The public policy consequences of the error were widespread and significant. The FCAT is among the most misused tests in the nation. Its results are used to determine grade retention, graduation, school grades, voucher eligibility, state sanctions and teacher bonuses, as well as serving as the measure for Adequate Yearly Progress under the federal No Child Left Behind Law. Thus, all decisions made on the basis of 2006 FCAT reading results were called into question.

Unlike his predecessor, Jeb Bush, who rejected any criticism of the test, Governor Charlie Crist, a moderate Republican, pledged a full review of the scoring problem. "It doesn't raise my confidence. I can tell you that," he said. The chair of the state Senate Education Committee, a long-time FCAT supporter, went even further stating, "This is a shot below the water line, and it's self-inflicted."

The Florida Coalition for Assessment Reform (FCAR) applauded the administration's pledge of openness and transparency while endorsing "strict accountability" for the FCAT. In a public letter to Governor Crist, FCAR called for a thorough investigation of the test's design, scoring and use (http://www.fcarweb.org/docs/Crist-Blomberg_letter_5_07.htm). Along with a review of the specific circumstances surrounding the equating error, FCAR sought a more comprehensive examination of the test's validity, reliability and fairness, including hearings across Florida. (FCAR is part of FairTest's Assessment Reform Network.)

State officials responded almost immediately by establishing a review committee and invited FCAR as well as the state teachers association, another test critic, to nominate members. Dr. Robert Lange, a retired University of Central Florida education professor, who has published several scathing reports about the misuse of the FCAT for grade retention, now sits as FCAR's representative on that panel.
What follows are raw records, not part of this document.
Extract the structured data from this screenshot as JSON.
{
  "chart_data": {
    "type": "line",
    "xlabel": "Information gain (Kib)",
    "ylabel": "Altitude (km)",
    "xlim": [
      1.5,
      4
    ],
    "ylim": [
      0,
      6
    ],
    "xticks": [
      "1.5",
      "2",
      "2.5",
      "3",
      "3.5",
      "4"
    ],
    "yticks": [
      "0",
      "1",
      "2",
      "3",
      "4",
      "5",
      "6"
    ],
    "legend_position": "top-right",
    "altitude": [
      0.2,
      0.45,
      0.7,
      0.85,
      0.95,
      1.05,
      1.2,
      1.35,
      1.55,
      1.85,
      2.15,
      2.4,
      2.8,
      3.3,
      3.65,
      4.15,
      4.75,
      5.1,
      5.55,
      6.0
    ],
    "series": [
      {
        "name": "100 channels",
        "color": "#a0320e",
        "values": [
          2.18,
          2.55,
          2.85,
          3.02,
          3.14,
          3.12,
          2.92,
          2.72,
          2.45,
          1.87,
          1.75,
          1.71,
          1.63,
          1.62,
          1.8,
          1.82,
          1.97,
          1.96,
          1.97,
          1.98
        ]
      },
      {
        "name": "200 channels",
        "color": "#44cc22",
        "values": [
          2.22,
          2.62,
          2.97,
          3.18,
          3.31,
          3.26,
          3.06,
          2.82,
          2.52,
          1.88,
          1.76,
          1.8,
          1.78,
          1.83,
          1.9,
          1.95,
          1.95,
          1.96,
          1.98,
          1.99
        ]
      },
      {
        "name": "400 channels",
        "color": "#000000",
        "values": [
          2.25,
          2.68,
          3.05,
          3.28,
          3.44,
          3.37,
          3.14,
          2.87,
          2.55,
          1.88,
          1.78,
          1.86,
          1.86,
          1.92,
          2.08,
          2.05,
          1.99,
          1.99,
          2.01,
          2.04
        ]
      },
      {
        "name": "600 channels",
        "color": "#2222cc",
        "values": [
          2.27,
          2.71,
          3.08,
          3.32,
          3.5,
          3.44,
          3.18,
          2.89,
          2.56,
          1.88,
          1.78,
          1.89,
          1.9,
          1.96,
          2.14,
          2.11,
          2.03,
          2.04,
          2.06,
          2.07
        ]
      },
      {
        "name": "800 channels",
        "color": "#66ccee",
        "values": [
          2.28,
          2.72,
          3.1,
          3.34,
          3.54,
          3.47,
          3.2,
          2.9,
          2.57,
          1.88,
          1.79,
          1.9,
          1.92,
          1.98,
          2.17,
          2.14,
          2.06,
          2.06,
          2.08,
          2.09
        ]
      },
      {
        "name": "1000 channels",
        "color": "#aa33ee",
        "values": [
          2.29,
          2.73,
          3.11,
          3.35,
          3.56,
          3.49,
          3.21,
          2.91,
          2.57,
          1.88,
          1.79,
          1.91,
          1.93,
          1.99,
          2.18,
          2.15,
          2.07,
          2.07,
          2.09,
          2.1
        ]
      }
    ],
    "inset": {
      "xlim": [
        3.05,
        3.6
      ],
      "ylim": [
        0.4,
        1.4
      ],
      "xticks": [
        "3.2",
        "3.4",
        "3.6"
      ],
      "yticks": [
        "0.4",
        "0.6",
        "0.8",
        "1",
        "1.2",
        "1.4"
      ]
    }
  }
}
Unfortunately, the state education department now appears to be trying to limit the scope of the review to little more than the technical causes of the scaling error. Plans are to hire a consulting firm to conduct that investigation rather than holding broad public hearings. While many of the potential bidders are academic institutions, several are in the business of manufacturing or selling standardized tests, creating the potential for conflicts-of-interest if not a coverup.

Though all of the flaws of the FCAT may not end up being aired, the incident has exposed the fallacy of relying on any one test to make high-stakes educational decisions while increasing the clout of local testing reformers. One result is that the 2008 session of the Florida legislature is expected to take up proposals to scale-back use of the FCAT as the state's primary accountability mechanism.